It happens to all of us, once a year: a birthday. For me, that’s today.
I gave up celebrating the day years ago. Maybe my increased cynicism working in the news business in Los Angeles and San Francisco soured me on such maudlin commemorations, or perhaps there didn’t seem to be much to celebrate.
Oh, I know. If I was there, it meant that I had survived another year. I was, in fact, alive.
So on the one hand, yes, of course. I was – am – alive and grateful for it.
But as for celebrating – cake, candles, cards and gifts – uh, no.
I’d come to see that it was another of those days that merchants love – florists sell blooms, confectioners sell sweets, stores sell all kinds of clothing and gadgets and jewelers get in on the act, with beautiful baubles.
And of course, the greeting card manufacturers are right there with a whole variety of printed messages – from icky “love you” cards to the now popular snide funnies.
Actually, I like funnies best. If I’m going to get a letter in the mail, how nice for it to be one that makes me laugh. A good laugh is all I want! And, NO, e-mail doesn’t substitute. I get enough really funny e-mail jokes from my WND readers and my radio program listeners!
Oh, OK, I know, a birthday celebrates the passage of another year – survival, no matter what happened during those weeks and months, good and bad.
Yes, today is my day, and while my immediate family persists in remembering it – my specific request has been, no party, no celebration and no big gifts. They’ve grudgingly agreed.
Truth be known, my desire not to celebrate my birthday has nothing to do with age. I just see it as another day, and as time passed, I’m more convinced of that.
With each passing year, I look back on the world as it was when I was young and compare it to what we’re burdened with today. I see ever more clearly the changes and what they mean to our daily survival.
Americans have had the benefits and blessings of what has been a vibrant and successful economy, protected by the parameters and structure of the Constitution.
I admit that as a child and young person, I took all that for granted. Despite the ramifications of politics locally and nationally, I assumed that we had things right in this country and it would only get better and we would survive.

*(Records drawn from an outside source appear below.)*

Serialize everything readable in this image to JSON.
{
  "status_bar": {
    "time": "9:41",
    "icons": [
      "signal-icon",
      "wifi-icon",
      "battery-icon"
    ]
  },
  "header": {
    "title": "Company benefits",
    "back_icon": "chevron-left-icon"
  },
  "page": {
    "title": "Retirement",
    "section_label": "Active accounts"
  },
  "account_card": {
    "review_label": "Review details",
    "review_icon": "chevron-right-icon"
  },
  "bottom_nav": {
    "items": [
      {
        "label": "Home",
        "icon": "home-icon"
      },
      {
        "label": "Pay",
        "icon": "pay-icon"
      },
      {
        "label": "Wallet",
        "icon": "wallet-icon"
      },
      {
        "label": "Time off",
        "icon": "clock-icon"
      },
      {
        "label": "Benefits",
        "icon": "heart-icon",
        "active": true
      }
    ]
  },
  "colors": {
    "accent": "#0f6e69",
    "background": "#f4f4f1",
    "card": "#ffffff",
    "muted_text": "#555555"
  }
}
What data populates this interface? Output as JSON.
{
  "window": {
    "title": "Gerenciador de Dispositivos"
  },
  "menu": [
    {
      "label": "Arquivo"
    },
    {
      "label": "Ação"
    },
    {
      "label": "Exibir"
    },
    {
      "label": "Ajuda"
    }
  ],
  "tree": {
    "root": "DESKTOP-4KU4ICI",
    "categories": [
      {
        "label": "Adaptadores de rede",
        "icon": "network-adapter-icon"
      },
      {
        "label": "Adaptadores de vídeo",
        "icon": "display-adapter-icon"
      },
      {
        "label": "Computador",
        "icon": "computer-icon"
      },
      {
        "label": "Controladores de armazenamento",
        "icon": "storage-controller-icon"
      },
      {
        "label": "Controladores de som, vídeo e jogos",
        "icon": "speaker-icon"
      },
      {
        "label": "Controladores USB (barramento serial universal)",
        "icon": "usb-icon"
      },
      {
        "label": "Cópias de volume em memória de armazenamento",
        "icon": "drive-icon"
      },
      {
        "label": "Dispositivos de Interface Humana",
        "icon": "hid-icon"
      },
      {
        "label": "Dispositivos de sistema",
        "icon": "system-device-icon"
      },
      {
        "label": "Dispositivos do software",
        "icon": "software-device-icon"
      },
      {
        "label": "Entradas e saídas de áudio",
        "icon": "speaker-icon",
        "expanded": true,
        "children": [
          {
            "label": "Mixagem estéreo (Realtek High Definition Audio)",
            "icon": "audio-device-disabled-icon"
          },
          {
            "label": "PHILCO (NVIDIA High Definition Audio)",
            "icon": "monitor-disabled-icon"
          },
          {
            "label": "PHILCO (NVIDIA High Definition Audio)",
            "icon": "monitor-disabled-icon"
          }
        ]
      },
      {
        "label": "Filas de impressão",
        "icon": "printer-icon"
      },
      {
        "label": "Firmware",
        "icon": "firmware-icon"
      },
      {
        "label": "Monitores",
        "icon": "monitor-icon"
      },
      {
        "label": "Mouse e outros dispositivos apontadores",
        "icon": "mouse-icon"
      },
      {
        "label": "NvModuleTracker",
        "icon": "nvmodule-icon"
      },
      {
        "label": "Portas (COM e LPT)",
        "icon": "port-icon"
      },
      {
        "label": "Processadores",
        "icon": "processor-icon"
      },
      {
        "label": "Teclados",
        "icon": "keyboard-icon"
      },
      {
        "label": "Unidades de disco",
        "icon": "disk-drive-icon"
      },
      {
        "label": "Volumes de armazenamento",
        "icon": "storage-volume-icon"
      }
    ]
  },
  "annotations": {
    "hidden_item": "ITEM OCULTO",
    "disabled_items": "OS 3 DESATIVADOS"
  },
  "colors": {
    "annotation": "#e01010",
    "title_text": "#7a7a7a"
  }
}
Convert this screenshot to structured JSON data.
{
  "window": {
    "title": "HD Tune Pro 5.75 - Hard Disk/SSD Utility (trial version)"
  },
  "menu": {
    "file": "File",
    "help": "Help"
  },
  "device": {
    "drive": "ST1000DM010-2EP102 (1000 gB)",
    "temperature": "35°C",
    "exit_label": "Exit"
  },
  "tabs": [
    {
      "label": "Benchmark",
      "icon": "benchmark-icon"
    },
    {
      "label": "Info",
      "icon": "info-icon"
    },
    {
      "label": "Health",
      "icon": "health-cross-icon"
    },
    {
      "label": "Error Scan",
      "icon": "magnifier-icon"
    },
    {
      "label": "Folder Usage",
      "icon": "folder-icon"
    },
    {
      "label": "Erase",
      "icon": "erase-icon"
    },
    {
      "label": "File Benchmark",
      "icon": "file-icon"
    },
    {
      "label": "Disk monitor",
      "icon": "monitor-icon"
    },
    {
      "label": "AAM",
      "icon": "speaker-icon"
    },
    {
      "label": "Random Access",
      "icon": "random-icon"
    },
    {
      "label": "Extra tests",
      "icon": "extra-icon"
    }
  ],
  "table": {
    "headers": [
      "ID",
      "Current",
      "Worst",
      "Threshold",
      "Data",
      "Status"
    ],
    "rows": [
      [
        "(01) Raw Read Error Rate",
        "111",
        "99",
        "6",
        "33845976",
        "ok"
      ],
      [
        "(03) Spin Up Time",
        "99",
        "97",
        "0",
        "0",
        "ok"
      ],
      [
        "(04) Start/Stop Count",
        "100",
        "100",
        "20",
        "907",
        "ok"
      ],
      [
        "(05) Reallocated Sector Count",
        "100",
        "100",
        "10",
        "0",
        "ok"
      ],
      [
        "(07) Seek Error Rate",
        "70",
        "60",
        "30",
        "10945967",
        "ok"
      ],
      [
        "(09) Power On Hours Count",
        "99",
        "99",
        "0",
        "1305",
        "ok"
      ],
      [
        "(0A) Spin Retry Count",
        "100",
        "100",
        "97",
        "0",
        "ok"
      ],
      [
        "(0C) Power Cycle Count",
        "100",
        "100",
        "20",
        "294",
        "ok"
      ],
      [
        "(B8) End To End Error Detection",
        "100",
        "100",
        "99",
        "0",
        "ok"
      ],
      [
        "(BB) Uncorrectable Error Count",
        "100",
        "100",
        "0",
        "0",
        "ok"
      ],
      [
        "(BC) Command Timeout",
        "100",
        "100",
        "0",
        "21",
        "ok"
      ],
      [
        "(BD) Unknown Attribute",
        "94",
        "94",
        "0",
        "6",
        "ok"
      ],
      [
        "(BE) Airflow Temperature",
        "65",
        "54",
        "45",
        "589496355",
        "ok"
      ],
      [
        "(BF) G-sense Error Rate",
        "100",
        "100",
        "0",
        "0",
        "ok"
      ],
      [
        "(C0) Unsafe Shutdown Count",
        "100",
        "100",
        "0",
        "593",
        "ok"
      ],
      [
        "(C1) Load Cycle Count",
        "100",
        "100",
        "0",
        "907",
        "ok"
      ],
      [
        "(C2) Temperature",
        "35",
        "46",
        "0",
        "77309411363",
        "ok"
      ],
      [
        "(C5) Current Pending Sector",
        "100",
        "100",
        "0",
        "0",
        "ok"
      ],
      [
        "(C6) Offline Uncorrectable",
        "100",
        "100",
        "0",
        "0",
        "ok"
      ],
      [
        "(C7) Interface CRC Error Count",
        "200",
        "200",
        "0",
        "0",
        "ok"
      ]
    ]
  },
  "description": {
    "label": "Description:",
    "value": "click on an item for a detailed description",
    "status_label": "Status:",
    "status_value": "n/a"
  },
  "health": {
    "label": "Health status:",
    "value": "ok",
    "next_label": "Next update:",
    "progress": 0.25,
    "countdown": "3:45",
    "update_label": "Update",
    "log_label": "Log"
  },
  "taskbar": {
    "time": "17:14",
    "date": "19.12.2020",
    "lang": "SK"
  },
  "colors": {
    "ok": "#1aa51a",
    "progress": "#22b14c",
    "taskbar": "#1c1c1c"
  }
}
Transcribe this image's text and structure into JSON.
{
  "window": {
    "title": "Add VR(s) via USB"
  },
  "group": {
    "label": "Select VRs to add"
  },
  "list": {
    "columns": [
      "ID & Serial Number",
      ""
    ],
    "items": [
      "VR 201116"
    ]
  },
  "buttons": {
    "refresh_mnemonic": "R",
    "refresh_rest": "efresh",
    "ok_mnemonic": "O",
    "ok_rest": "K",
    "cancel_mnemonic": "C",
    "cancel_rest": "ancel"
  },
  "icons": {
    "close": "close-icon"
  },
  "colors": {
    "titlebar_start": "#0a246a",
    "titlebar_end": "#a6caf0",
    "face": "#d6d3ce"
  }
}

My father was a “first generation” immigrant and my mother a “second.” Both took their civic responsibilities seriously, and for years, that “smoke-filled political room” was our dining room. Both my parents were involved in local, county and state politics and regularly griped about the patronage, the crooks and the cheats, as well as the stolen votes.
My mother was personally responsible for getting voting machines in our county, believing there would be less voter fraud.
How naive that was!
I learned just by listening to those people. Little by little, my own political beliefs and values were developed.
Interestingly enough, although I didn’t realize it then, I was becoming a conservative while my parents were FDR Democrats – Depression babies – although eventually, Daddy became an independent because he was so fed up with the Democrat dealings. Mom hung in there, but even she eventually became disillusioned with the political status quo.
Over time, the country endured wars and political infighting and dramatic social change. Racial politics reared its ugly head and radically changed the culture. It’s not the world of my childhood.
But the good life continued with new inventions and devices that made daily life easier.
My parents’ generation could never have imagined central heating and air conditioning, refrigerators and freezers, vacuum cleaners, televisions and movies and computers, cars with automatic transmissions, supermarkets with thousands of products, a pill for just about anything and a medical system that meant people could live longer and vaccines that meant our children wouldn’t die of measles or polio or scarlet fever.
Despite the economic ups and downs and the terrible situation we now find ourselves in with unemployment and inflation and a government growing more powerful and invasive, we generally still have almost everything we want and need.
Especially now that we’re facing the reality that our American lifestyle is changing dramatically, and perhaps permanently, my decision not to celebrate seems even more sensible.
I don’t “need” anything. I have more things in my attic and garage than I like to admit. I know I’ve inherited from my parents the tendency to “save” things, and my main personal goal at this point should be to empty the closets!
I’m not a survivalist politically, but I see more and more that it’s probably not a bad idea to travel light because none of us has any real idea of what’s in store and it’s not a bad idea to be prepared.
I’m not a Scout, but their motto makes sense.
However, I will confess that last year, despite all my demands that I not get any birthday presents, one of my daughters disobeyed me and sent me what every sane adult should have – a complete drum kit!
When I asked her why she did that, she simply said, “Mom, you always said you wanted to play the drums. So now you can!”
How could I argue? And secretly, I love it!
Buddy Rich I’m not, but I’m never too old to dream!